Noi siamo abituati alla continuità politica, abbiamo perso ogni esperienza e concezione della rottura. Da più di 60 anni nel nostro paese vi è una continuità formale in campo politico. In Europa occidentale, dopo la Seconda Guerra Mondiale, abbiamo avuto poche esperienze di rotture della continuità formale dei regimi politici: casi in cui in un paese si è imposto un governo costituito al di fuori delle procedure previste, ma che era imposto dalla necessità di far fronte a una situazione d’emergenza. Abbiamo avuto una rottura politica in Francia nell’autunno 1958 (conseguenza della crisi algerina). Abbiamo avuto più di una discontinuità in Grecia, l’ultima nel 1974 con l’eliminazione del regime dei colonnelli. Abbiamo avuto una rottura politica in Portogallo nel 1975 (conseguenza della fine dell’impero coloniale). Abbiamo avuto una mezza rottura politica in Spagna nel 1976 - 1978 pilotata dalla monarchia che Franco aveva restaurato proprio in vista di quel passaggio che doveva verificarsi alla sua morte.

Quindi non abbiamo esperienza di rotture politiche. Le rotture politiche che ci sono state alla fine degli anni ’80 in Europa Orientale e in URSS, nei primi paesi socialisti, appartenevano a un altro mondo. Ci sembra quindi inverosimile, non riusciamo a immaginare che la fase terminale della seconda crisi generale del capitalismo comporta e provocherà una discontinuità formale nel regime politico del nostro paese e in generale nei regimi politici dei paesi imperialisti. Pensiamo che fino al 2013 ci sarà questo governo (il governo della banda Berlusconi), a meno che esso si dimetta e che il Presidente della Repubblica sciolga le Camere e indica nuove elezioni, a cui si presenteranno più o meno gli stessi partiti che sono in campo già oggi e che spetterà ad alcuni di essi formare il governo successivo. Tutta la propaganda politica e la cultura politica dei regimi escludono l’eventualità di un governo d’emergenza dal novero degli avvenimenti realisticamente da considerare. Invece la rottura della continuità del regime politico non è solo realistica e possibile, ma è inevitabile.
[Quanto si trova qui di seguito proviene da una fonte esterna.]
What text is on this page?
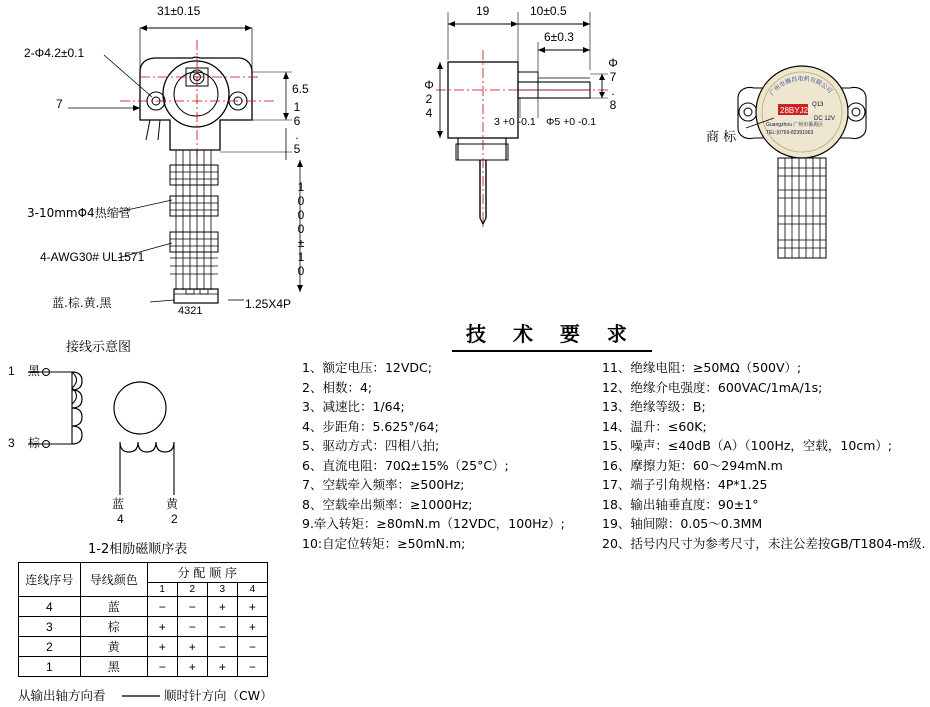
31±0.15
2-Φ4.2±0.1
7
6.5
16.5
1000±10
3-10mmΦ4热缩管
4-AWG30# UL1571
蓝.棕.黄.黑	1.25X4P
4321
19	10±0.5
6±0.3
Φ24	Φ7.8
3 +0 -0.1 Φ5 +0 -0.1
广州市德昌电机有限公司
28BYJ28
Q13
Guangzhou 广州市番禺区
TEL:(0769-82391963
DC 12V
商 标
接线示意图
1 黑
3 棕
蓝
4
黄
2
1-2相励磁顺序表
连线序号	导线颜色	分 配 顺 序			
		1	2	3	4
4	蓝	−	−	+	+
3	棕	+	−	−	+
2	黄	+	+	−	−
1	黑	−	+	+	−
从输出轴方向看	顺时针方向（CW）
技 术 要 求
1、额定电压：12VDC;
2、相数：4;
3、减速比：1/64;
4、步距角：5.625°/64;
5、驱动方式：四相八拍;
6、直流电阻：70Ω±15%（25°C）;
7、空载牵入频率：≥500Hz;
8、空载牵出频率：≥1000Hz;
9.牵入转矩：≥80mN.m（12VDC，100Hz）;
10:自定位转矩：≥50mN.m;
11、绝缘电阻：≥50MΩ（500V）;
12、绝缘介电强度：600VAC/1mA/1s;
13、绝缘等级：B;
14、温升：≤60K;
15、噪声：≤40dB（A）（100Hz，空载，10cm）;
16、摩擦力矩：60～294mN.m
17、端子引角规格：4P*1.25
18、输出轴垂直度：90±1°
19、轴间隙：0.05～0.3MM
20、括号内尺寸为参考尺寸，未注公差按GB/T1804-m级.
Infatti non c’è altro modo per uscire dalla crisi economica in cui siamo immersi e che è entrata nella sua fase terminale.
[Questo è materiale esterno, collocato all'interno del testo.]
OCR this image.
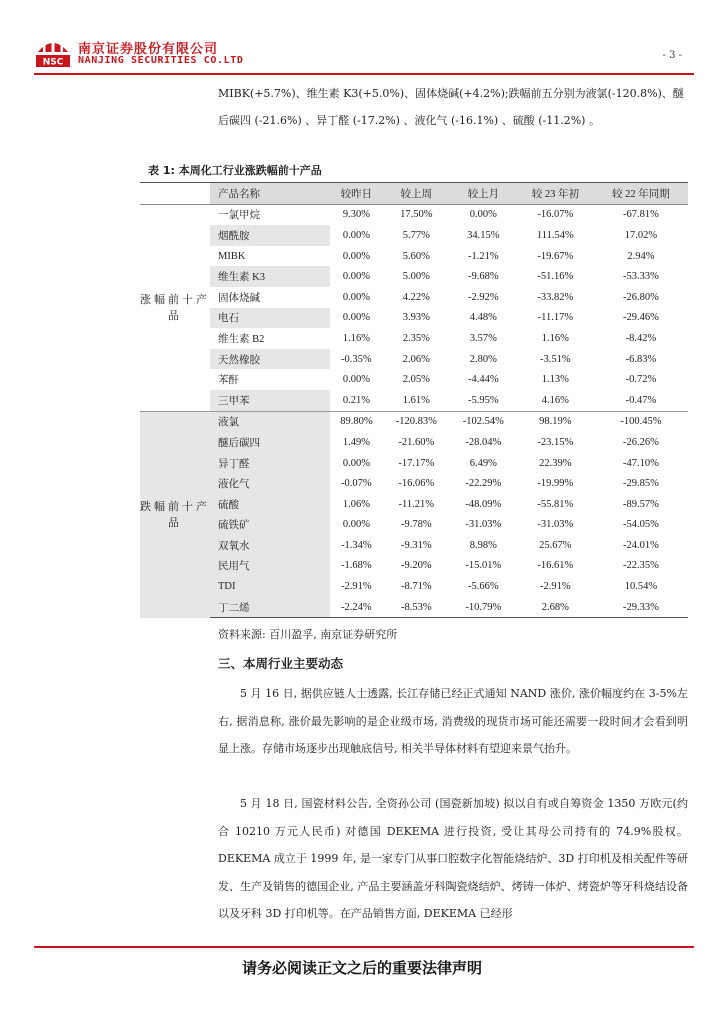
NSC
南京证券股份有限公司
NANJING SECURITIES CO.LTD	- 3 -

MIBK(+5.7%)、维生素 K3(+5.0%)、固体烧碱(+4.2%);跌幅前五分别为液氯(-120.8%)、醚后碳四 (-21.6%) 、异丁醛 (-17.2%) 、液化气 (-16.1%) 、硫酸 (-11.2%) 。

表 1: 本周化工行业涨跌幅前十产品

	产品名称	较昨日	较上周	较上月	较 23 年初	较 22 年同期
涨幅前十产品	一氯甲烷	9.30%	17.50%	0.00%	-16.07%	-67.81%
	烟酰胺	0.00%	5.77%	34.15%	111.54%	17.02%
	MIBK	0.00%	5.60%	-1.21%	-19.67%	2.94%
	维生素 K3	0.00%	5.00%	-9.68%	-51.16%	-53.33%
	固体烧碱	0.00%	4.22%	-2.92%	-33.82%	-26.80%
	电石	0.00%	3.93%	4.48%	-11.17%	-29.46%
	维生素 B2	1.16%	2.35%	3.57%	1.16%	-8.42%
	天然橡胶	-0.35%	2.06%	2.80%	-3.51%	-6.83%
	苯酐	0.00%	2.05%	-4.44%	1.13%	-0.72%
	三甲苯	0.21%	1.61%	-5.95%	4.16%	-0.47%
跌幅前十产品	液氯	89.80%	-120.83%	-102.54%	98.19%	-100.45%
	醚后碳四	1.49%	-21.60%	-28.04%	-23.15%	-26.26%
	异丁醛	0.00%	-17.17%	6.49%	22.39%	-47.10%
	液化气	-0.07%	-16.06%	-22.29%	-19.99%	-29.85%
	硫酸	1.06%	-11.21%	-48.09%	-55.81%	-89.57%
	硫铁矿	0.00%	-9.78%	-31.03%	-31.03%	-54.05%
	双氧水	-1.34%	-9.31%	8.98%	25.67%	-24.01%
	民用气	-1.68%	-9.20%	-15.01%	-16.61%	-22.35%
	TDI	-2.91%	-8.71%	-5.66%	-2.91%	10.54%
	丁二烯	-2.24%	-8.53%	-10.79%	2.68%	-29.33%

资料来源: 百川盈孚, 南京证券研究所

三、本周行业主要动态

5 月 16 日, 据供应链人士透露, 长江存储已经正式通知 NAND 涨价, 涨价幅度约在 3-5%左右, 据消息称, 涨价最先影响的是企业级市场, 消费级的现货市场可能还需要一段时间才会看到明显上涨。存储市场逐步出现触底信号, 相关半导体材料有望迎来景气抬升。

5 月 18 日, 国瓷材料公告, 全资孙公司 (国瓷新加坡) 拟以自有或自筹资金 1350 万欧元(约合 10210 万元人民币) 对德国 DEKEMA 进行投资, 受让其母公司持有的 74.9%股权。DEKEMA 成立于 1999 年, 是一家专门从事口腔数字化智能烧结炉、3D 打印机及相关配件等研发、生产及销售的德国企业, 产品主要涵盖牙科陶瓷烧结炉、烤铸一体炉、烤瓷炉等牙科烧结设备以及牙科 3D 打印机等。在产品销售方面, DEKEMA 已经形

请务必阅读正文之后的重要法律声明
Noi comunisti dobbiamo abituarci all’idea di una rottura traumatica del sistema politico, propagandarla nelle nostre file, propagandarla all’esterno (tra gli operai avanzati e gli elementi avanzati delle altre classi delle masse popolari, tra le organizzazioni ausiliarie e intermedie), attrezzarci per pilotare la crisi politica nella direzione e verso lo sbocco della formazione di un governo di Blocco Popolare, cioè verso la formazione di un governo costituito dalle organizzazioni operaie e dalle organizzazioni popolari. Questo devono fare i comunisti in questa fase.

 

Per portare a fondo la trasformazione di cui è gravida questa società e di cui la fase terminale della crisi impone l’inizio, occorre instaurare il socialismo. Ma noi comunisti (in Italia, ma la cosa vale per tutti i paesi imperialisti) non siamo ancora abbastanza forti, il nostro legame con la classe operaia e lo sviluppo politico della stessa classe operaia, in breve la rinascita del movimento comunista, non sono ancora abbastanza avanti, perché sia realistica la proposta che il movimento comunista prenda direttamente il potere, cioè la proposta di instaurare a breve la direzione politica degli operai organizzati, il socialismo.
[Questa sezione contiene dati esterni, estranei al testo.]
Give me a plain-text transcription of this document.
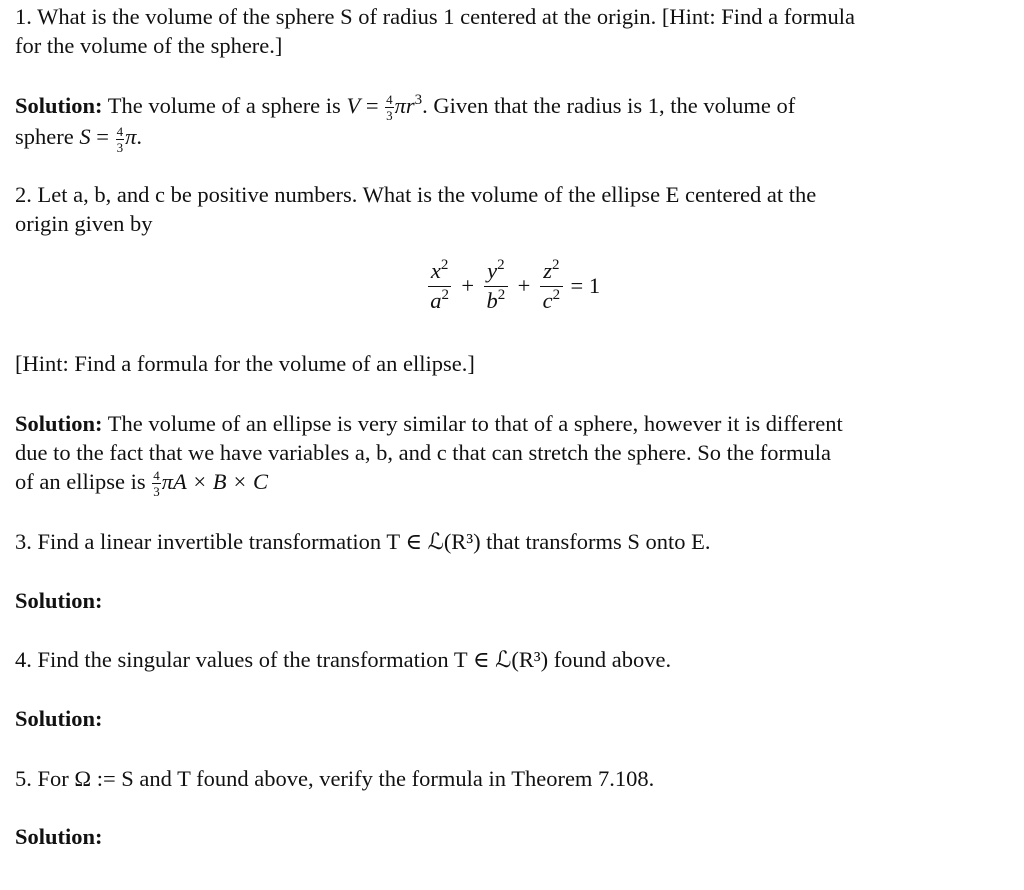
1. What is the volume of the sphere S of radius 1 centered at the origin. [Hint: Find a formula

for the volume of the sphere.]

Solution: The volume of a sphere is $V = \frac{4}{3} \pi r^3$. Given that the radius is 1, the volume of

sphere $S = \frac{4}{3} \pi$.

2. Let a, b, and c be positive numbers. What is the volume of the ellipse E centered at the

origin given by

$\frac{x^2}{a^2} + \frac{y^2}{b^2} + \frac{z^2}{c^2} = 1$

[Hint: Find a formula for the volume of an ellipse.]

Solution: The volume of an ellipse is very similar to that of a sphere, however it is different

due to the fact that we have variables a, b, and c that can stretch the sphere. So the formula

of an ellipse is $\frac{4}{3}$ πA × B × C

3. Find a linear invertible transformation T ∈ ℒ(R³) that transforms S onto E.

Solution:

4. Find the singular values of the transformation T ∈ ℒ(R³) found above.

Solution:

5. For Ω := S and T found above, verify the formula in Theorem 7.108.

Solution:
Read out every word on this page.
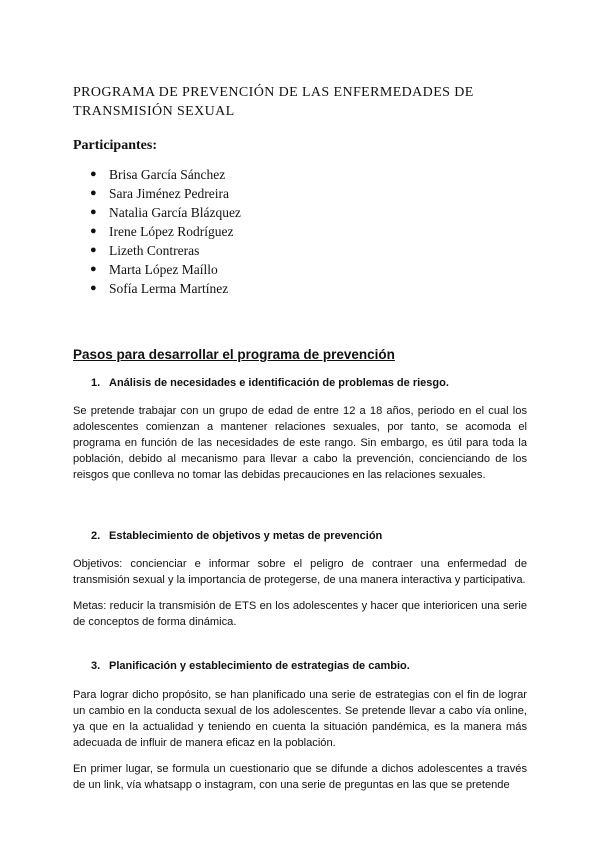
PROGRAMA DE PREVENCIÓN DE LAS ENFERMEDADES DE
TRANSMISIÓN SEXUAL
Participantes:
● Brisa García Sánchez
● Sara Jiménez Pedreira
● Natalia García Blázquez
● Irene López Rodríguez
● Lizeth Contreras
● Marta López Maíllo
● Sofía Lerma Martínez
Pasos para desarrollar el programa de prevención
1. Análisis de necesidades e identificación de problemas de riesgo.

Se pretende trabajar con un grupo de edad de entre 12 a 18 años, periodo en el cual los adolescentes comienzan a mantener relaciones sexuales, por tanto, se acomoda el programa en función de las necesidades de este rango. Sin embargo, es útil para toda la población, debido al mecanismo para llevar a cabo la prevención, concienciando de los reisgos que conlleva no tomar las debidas precauciones en las relaciones sexuales.

2. Establecimiento de objetivos y metas de prevención

Objetivos: concienciar e informar sobre el peligro de contraer una enfermedad de transmisión sexual y la importancia de protegerse, de una manera interactiva y participativa.

Metas: reducir la transmisión de ETS en los adolescentes y hacer que interioricen una serie de conceptos de forma dinámica.

3. Planificación y establecimiento de estrategias de cambio.

Para lograr dicho propósito, se han planificado una serie de estrategias con el fin de lograr un cambio en la conducta sexual de los adolescentes. Se pretende llevar a cabo vía online, ya que en la actualidad y teniendo en cuenta la situación pandémica, es la manera más adecuada de influir de manera eficaz en la población.

En primer lugar, se formula un cuestionario que se difunde a dichos adolescentes a través de un link, vía whatsapp o instagram, con una serie de preguntas en las que se pretende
Né la borghesia imperialista, il clero e le altre classi dominanti ricorreranno subito, direttamente, alla guerra civile per mantenere il loro potere e i loro privilegi. Anche per questo, occorrerebbe che avessero di fronte un movimento comunista più forte oltre che deciso a prendere il potere. Per non cedere ad esso, la borghesia imperialista, il clero e le altre classi dominanti non esiterebbero allora a imboccare la strada della guerra civile, a meno che la partita apparisse loro già certamente persa.

Ma anche se la rinascita del movimento comunista è ancora in una fase troppo arretrata perché sia realistico porre come soluzione politica immediata la presa del potere da parte del movimento comunista e l’instaurazione del socialismo, la crisi generale del capitalismo è tuttavia entrata nella sua fase terminale, cioè nella fase in cui si impongono misure d’emergenza, straordinarie. Nessun governo instaurato normalmente potrebbe prenderle e attuarle. Infatti esse ledono gravemente interessi importanti e contrapposti di grandi gruppi borghesi, del clero e di altri gruppi delle classi dominanti. Ognuno di essi ha propri rappresentanti nel mondo politico attuale formatosi nella putrefazione del regime DC. Gli scandali che a catena coinvolgono gli esponenti politici della destra e della sinistra borghese mostrano a sufficienza la loro comune natura e la rete che lega i loro contrapposti interessi. È quindi inevitabile, indispensabile, una soluzione traumatica, una rottura della continuità del regime politico, una soluzione di forza, anche se probabilmente non richiederà una lotta armata almeno su larga scala. Vi sarà una rottura formale del sistema politico, ma in qualche modo la borghesia imperialista, il clero e le altre classi dominanti riconosceranno provvisoriamente la loro impotenza a far fronte nell’immediato alla situazione e rimanderanno la partita a un momento successivo.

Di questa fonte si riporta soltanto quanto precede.